Our Mountains as Measuring Sticks

Published 3:14 pm Friday, May 26, 2017

We expect much from our mountains, we who live sometimes literally in their shadows, and in the main our mountains deliver.

They fulfill our most basic need by pilfering rain and snow from passing clouds and then doling out the water to slake our thirsts and nourish our crops and give our kids something to splash in.

(Although kids seem to be satisfied with the bathroom floor.)

They help us keep our legs and our lungs in fine fettle by beckoning us to climb their steep slopes.

And mountains satisfy our peculiarly human longing for natural beauty by flaunting their precipices and fields of snow.

This last attribute, it seems to me, gives mountains their personality, at least to the extent that word can be applied to piles of stone and dirt.

We are fortunate in Northeastern Oregon to have such grand mountains close by.

So close that we see our mountains in all their myriad guises — and how different these can be.

Mount Emily’s shape might as well be eternal from our puny perspective of time, its basaltic lantern jaw forever jutting over the Grande Ronde Valley.

But the peak, on the clear dawn after a January blizzard, scarcely resembles what we see at, say, dusk in July or afternoon in late October when the tamaracks are blazing.

The same applies to all the classic vistas of our region — the Elkhorns from the Baker and Sumpter valleys, the Wallowas from Enterprise and Joseph to the north, and from Richland and Halfway to the south, and many others besides.

These seasonal differences in appearance are not so great with glaciated mountains such as Hood and the Three Sisters and several other Cascade volcanoes that from certain angles glisten white clear through summer.

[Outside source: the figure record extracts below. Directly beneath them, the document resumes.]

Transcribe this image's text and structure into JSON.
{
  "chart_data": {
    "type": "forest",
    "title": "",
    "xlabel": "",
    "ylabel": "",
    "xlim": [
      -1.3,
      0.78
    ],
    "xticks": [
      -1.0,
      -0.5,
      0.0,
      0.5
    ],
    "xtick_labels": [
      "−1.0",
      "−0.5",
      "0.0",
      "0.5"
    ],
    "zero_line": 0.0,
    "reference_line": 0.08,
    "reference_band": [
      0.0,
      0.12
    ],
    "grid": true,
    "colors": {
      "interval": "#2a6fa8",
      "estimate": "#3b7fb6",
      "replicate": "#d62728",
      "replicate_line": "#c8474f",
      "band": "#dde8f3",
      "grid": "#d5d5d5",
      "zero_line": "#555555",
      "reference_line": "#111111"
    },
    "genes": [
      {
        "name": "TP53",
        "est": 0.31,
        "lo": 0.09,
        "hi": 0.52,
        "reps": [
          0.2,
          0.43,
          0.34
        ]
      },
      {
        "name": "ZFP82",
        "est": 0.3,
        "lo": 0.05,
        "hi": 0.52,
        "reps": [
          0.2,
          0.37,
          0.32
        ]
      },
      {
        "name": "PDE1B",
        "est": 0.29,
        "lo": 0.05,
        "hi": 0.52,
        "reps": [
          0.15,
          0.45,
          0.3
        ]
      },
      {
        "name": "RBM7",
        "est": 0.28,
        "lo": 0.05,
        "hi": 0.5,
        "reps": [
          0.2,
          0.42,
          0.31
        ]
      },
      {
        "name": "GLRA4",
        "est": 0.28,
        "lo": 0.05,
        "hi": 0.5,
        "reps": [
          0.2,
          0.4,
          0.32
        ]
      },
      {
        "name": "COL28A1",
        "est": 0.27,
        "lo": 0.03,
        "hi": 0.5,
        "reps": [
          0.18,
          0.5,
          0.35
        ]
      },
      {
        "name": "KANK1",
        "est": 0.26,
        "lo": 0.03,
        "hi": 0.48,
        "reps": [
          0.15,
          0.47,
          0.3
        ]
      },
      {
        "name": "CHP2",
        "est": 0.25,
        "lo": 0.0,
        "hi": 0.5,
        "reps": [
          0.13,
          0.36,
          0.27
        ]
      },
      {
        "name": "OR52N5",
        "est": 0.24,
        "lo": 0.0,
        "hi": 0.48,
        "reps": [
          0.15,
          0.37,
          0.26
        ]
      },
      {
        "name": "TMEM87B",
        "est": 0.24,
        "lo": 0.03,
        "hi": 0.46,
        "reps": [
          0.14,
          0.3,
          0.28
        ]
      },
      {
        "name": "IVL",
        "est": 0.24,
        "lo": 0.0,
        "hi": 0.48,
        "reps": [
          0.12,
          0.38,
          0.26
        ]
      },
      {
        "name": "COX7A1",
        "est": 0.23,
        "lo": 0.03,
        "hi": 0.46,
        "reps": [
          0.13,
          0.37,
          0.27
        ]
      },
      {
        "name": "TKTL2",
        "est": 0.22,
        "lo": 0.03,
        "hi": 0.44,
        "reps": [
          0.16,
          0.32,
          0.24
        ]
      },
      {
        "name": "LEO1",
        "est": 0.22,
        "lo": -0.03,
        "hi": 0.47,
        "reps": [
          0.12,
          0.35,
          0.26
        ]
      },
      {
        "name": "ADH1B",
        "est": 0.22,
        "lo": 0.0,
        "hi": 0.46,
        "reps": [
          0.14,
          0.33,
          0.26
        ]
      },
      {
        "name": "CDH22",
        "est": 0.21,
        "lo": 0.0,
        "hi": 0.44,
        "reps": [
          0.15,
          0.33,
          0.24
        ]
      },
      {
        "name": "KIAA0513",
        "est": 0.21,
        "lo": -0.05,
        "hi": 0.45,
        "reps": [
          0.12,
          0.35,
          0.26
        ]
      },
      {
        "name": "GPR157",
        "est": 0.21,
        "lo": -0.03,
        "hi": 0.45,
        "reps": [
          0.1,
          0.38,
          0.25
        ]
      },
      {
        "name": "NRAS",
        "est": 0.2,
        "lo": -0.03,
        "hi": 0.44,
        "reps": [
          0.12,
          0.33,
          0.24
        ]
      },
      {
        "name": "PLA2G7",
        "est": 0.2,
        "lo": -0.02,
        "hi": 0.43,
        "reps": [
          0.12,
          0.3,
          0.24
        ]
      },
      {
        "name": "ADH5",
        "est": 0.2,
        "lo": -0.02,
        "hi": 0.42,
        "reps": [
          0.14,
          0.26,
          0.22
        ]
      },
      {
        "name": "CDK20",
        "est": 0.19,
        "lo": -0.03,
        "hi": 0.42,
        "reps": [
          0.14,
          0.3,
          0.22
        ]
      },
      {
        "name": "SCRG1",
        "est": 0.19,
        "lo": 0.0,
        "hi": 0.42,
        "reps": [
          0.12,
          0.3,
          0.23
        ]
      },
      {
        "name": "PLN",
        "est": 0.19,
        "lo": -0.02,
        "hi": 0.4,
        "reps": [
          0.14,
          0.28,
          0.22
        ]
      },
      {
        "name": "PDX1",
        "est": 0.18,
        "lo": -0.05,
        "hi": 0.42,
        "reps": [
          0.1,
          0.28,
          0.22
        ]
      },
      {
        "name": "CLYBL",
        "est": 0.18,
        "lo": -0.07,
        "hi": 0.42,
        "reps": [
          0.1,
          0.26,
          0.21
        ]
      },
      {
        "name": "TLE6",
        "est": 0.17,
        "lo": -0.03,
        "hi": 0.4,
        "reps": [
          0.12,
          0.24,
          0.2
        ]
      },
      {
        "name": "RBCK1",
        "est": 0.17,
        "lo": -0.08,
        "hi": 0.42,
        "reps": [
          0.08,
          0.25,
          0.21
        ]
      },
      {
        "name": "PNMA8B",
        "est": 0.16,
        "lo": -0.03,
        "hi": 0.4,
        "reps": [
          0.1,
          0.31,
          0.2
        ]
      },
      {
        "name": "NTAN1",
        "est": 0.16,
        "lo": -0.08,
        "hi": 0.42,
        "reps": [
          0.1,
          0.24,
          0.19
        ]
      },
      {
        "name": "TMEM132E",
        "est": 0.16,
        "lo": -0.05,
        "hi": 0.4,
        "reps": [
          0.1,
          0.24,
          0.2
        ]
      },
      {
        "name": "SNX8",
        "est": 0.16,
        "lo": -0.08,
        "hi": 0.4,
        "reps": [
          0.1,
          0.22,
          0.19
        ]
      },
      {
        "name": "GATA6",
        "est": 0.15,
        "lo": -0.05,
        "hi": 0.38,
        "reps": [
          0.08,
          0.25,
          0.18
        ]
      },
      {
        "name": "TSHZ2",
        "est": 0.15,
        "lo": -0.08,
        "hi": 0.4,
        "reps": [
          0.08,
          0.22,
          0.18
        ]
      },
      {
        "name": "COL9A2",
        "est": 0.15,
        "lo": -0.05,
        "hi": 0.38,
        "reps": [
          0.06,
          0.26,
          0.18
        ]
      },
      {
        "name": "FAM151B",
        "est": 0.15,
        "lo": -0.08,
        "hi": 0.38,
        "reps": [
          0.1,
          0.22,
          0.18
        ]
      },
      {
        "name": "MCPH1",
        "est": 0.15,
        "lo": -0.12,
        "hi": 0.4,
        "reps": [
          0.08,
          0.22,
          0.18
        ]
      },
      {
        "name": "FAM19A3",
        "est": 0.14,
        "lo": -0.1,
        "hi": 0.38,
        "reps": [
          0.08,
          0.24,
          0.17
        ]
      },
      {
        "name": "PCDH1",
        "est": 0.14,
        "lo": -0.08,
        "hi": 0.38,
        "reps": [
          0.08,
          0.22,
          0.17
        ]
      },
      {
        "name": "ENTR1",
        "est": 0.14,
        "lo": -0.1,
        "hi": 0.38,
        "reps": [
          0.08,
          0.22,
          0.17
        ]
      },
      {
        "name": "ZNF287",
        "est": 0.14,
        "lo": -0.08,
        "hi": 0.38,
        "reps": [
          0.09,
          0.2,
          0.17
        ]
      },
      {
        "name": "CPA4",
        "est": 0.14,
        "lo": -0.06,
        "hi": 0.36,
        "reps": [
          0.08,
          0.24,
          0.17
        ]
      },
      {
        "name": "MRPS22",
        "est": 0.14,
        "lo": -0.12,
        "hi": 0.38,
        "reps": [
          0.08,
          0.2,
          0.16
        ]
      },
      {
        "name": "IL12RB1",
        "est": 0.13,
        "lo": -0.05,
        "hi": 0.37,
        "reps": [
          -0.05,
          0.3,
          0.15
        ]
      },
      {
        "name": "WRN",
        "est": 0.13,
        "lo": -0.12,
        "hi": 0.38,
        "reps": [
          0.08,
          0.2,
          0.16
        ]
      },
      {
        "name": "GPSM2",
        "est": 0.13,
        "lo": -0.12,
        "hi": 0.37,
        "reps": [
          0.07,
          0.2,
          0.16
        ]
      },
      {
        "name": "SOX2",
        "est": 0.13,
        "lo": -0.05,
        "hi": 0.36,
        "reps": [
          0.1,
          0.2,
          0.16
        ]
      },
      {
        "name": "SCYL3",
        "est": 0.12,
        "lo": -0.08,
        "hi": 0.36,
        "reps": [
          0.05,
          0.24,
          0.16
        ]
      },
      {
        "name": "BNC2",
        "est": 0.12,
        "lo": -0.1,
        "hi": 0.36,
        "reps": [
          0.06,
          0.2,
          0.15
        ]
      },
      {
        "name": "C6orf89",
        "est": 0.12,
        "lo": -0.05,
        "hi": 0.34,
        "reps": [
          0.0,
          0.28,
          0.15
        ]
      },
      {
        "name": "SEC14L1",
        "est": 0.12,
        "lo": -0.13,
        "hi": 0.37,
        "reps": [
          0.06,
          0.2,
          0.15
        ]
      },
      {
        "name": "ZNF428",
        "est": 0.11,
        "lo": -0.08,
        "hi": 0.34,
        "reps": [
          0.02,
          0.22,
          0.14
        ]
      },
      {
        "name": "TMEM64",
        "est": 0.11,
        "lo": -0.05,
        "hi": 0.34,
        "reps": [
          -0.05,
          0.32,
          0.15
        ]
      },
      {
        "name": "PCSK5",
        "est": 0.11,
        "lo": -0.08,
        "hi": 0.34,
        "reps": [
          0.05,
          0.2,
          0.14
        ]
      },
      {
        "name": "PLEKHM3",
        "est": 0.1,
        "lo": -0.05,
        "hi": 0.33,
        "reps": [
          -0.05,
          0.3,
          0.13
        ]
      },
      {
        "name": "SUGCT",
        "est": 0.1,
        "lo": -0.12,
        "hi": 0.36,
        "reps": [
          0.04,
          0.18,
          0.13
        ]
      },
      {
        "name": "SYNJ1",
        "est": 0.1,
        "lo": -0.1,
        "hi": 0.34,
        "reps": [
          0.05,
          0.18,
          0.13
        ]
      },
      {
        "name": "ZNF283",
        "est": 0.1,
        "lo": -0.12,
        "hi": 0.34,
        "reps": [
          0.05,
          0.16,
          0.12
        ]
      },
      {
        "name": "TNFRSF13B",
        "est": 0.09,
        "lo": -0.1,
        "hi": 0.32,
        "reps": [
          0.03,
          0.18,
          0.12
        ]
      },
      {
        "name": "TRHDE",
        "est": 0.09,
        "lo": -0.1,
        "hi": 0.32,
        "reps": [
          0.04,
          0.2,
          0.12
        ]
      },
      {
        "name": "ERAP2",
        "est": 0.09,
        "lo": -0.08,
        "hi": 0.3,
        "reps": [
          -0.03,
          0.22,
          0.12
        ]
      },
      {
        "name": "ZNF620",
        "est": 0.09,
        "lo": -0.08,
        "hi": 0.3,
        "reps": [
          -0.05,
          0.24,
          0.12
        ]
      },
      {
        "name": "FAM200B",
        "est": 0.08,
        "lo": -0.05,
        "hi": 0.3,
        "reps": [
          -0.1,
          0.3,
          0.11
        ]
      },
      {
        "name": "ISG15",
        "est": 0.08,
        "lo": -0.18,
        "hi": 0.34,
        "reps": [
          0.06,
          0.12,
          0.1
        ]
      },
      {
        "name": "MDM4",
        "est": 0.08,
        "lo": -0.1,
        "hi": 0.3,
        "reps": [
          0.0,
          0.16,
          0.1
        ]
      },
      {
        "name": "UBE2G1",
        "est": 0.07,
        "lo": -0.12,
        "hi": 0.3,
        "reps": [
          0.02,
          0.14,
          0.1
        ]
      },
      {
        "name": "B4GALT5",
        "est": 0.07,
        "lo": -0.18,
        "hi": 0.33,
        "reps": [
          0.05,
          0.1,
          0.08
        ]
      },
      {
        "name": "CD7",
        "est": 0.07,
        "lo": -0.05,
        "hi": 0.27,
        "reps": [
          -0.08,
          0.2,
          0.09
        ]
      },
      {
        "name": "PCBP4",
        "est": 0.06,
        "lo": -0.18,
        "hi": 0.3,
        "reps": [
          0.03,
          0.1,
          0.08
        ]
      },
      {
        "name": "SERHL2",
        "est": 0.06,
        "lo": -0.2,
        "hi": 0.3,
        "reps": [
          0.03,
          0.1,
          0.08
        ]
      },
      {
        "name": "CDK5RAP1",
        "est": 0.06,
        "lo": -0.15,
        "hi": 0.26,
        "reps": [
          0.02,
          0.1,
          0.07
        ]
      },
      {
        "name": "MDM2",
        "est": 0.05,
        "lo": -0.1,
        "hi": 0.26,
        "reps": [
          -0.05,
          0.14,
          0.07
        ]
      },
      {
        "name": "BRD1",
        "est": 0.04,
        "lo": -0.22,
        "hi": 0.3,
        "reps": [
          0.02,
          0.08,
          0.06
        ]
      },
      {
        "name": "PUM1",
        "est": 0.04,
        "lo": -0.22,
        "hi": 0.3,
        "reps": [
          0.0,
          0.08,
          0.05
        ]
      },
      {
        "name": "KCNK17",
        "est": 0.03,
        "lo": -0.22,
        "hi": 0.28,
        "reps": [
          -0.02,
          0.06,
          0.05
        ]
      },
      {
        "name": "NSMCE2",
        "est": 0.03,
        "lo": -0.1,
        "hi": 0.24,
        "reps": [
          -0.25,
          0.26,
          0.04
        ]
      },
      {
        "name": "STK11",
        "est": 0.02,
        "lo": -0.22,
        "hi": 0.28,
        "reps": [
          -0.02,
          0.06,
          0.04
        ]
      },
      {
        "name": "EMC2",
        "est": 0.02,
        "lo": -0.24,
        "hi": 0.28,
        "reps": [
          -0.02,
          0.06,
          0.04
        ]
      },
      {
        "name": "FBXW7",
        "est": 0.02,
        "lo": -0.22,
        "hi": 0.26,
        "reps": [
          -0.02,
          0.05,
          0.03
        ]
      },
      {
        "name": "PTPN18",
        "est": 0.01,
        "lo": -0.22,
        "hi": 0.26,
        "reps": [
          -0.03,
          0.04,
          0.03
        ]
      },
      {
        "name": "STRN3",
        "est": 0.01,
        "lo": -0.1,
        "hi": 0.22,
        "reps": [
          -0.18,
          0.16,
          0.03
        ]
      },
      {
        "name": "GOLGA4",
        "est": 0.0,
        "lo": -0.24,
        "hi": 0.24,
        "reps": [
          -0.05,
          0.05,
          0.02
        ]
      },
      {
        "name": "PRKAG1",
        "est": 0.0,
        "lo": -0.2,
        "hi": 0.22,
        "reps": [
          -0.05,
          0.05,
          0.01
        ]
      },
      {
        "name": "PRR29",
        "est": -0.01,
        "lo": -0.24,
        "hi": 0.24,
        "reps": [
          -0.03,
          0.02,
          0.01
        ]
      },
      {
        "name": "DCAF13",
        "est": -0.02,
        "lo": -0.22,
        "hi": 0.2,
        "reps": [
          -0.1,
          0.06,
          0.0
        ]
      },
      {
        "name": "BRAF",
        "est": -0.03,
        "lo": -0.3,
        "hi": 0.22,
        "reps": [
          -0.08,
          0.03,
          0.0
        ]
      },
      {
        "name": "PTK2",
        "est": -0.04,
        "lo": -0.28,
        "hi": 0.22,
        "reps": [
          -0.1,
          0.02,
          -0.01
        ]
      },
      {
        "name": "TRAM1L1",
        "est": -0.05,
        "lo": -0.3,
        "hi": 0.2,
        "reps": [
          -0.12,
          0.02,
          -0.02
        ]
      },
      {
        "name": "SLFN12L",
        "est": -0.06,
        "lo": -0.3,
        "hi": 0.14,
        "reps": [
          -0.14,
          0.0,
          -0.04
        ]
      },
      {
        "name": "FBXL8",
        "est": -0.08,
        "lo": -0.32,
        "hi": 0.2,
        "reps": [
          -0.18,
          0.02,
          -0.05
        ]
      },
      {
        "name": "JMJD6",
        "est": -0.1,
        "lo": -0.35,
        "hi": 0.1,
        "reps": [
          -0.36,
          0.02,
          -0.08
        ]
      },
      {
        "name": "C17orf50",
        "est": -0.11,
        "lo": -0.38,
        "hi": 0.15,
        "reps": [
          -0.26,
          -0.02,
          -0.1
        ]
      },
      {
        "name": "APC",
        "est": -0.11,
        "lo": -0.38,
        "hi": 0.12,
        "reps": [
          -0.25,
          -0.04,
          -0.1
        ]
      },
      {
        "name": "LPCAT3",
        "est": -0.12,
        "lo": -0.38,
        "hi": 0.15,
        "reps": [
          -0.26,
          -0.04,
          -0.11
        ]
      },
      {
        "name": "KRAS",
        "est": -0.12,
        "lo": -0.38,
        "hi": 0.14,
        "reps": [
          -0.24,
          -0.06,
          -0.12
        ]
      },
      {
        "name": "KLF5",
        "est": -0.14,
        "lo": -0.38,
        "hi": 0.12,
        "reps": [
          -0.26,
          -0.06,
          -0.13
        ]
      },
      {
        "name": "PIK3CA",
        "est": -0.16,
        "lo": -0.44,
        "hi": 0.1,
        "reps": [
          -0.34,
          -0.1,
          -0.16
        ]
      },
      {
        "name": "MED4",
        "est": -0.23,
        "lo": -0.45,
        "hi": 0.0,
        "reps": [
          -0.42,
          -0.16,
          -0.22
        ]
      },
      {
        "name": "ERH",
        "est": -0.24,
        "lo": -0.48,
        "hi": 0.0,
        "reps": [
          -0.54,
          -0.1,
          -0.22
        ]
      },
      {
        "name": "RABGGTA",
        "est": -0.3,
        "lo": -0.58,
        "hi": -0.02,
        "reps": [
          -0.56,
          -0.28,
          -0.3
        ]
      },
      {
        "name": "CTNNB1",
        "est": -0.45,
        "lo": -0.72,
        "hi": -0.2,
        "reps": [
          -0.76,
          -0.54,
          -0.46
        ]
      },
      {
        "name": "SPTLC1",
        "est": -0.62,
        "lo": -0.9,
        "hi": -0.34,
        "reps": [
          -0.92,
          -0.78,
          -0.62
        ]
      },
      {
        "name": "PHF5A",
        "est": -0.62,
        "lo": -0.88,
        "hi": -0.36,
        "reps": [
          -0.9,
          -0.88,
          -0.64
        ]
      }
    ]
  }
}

I rather like that the Wallowas and parts of the Blues, though their current shapes were sculpted by ice, in our more temperate modern climate shed all but tiny remnants of each winter’s accumulation of snow.

(The region’s last glacier, the Benson, on the north slopes of Eagle Cap, was relegated to the status of stagnant snowfield rather than moving river of ice somewhere around the Second World War.)

The absence of glaciers means we can look at our mountains and gauge how far along spring has advanced.

The measuring stick, as it were, differs not only depending on the mountain, but, in the case of each mountain, with our vantage point.

To cite an obvious example, south- and west-facing slopes, owing to their greater exposure to the sun, lose their snow much earlier than north and east slopes do.

So it is that the Wallowas, as seen from La Grande, show little or no snow even while the peaks above Joseph are still largely white.

I live in Baker City so it’s the Elkhorns, scarcely 10 miles to the west, that I know best.

My favorite bellwether in the Elkhorns is Marble Creek Pass. It’s the last gap in the sedimentary wall of the mountains before the range plunges south to the valley of the upper Powder River.

But it’s not the pass itself that I peruse to assess spring’s advance.

Rather it’s the cornices that build each winter above the road just below the pass.

The Elkhorns would hardly have been better positioned to encourage cornices if they had been designed by an architect who intended that particular result.

The spine of Elkhorn Ridge runs slightly west of north, which puts it generally perpendicular to the prevailing direction of winter winds.

The result is that the great gales which accompany snowstorms pause briefly when they crest the ridge, allowing much of the snow to settle on the top and just a short way to the leeward.

The resulting cornices overhang, rather like ocean waves that were frozen just at the instant they began to break on a reef.

The same thing, albeit at a much smaller scale, can happen on the roof of your house — or even the roof of your car — after a heavy fall of powdery snow accompanied by wind.

(Hardly an uncommon set of circumstances in La Grande or Imbler or North Powder, among other local spots.)

The Marble Creek Pass cornices are tall enough that on sunny days in winter and early spring they cast shadows that are plainly visible even from Baker City.

By Memorial Day, at least in most years, much of the ground around the pass is bare of snow, leaving the cornices — or, sometimes, a single cornice — as a conspicuous white slash across the drab brown background.

But the distance, as distance does, misleads the eye. What looks from Baker City to be a mere scrap of snow, something you probably could hop over to keep your boots dry, in fact is a cornice remnant that’s 4 feet deep and will block rigs from crossing the pass for a couple more weeks.

This is a minor bit of knowledge to acquire, I concede, and hardly the sort of thing I might employ in a bet over who buys a round of beers.

But it’s also the sort of detail that binds us to our mountains, that compels us to look at them and that makes the looking seem worthwhile.

A goodly number of us around here, I suspect, have their own version of Marble Creek Pass, some ridge or knob in the Wallowas, some cleft in the slopes of Mount Emily or Mount Harris or Mount Fanny that they consult each spring, as a farmer might examine a shovelful of dirt to decide when to sow the year’s crop.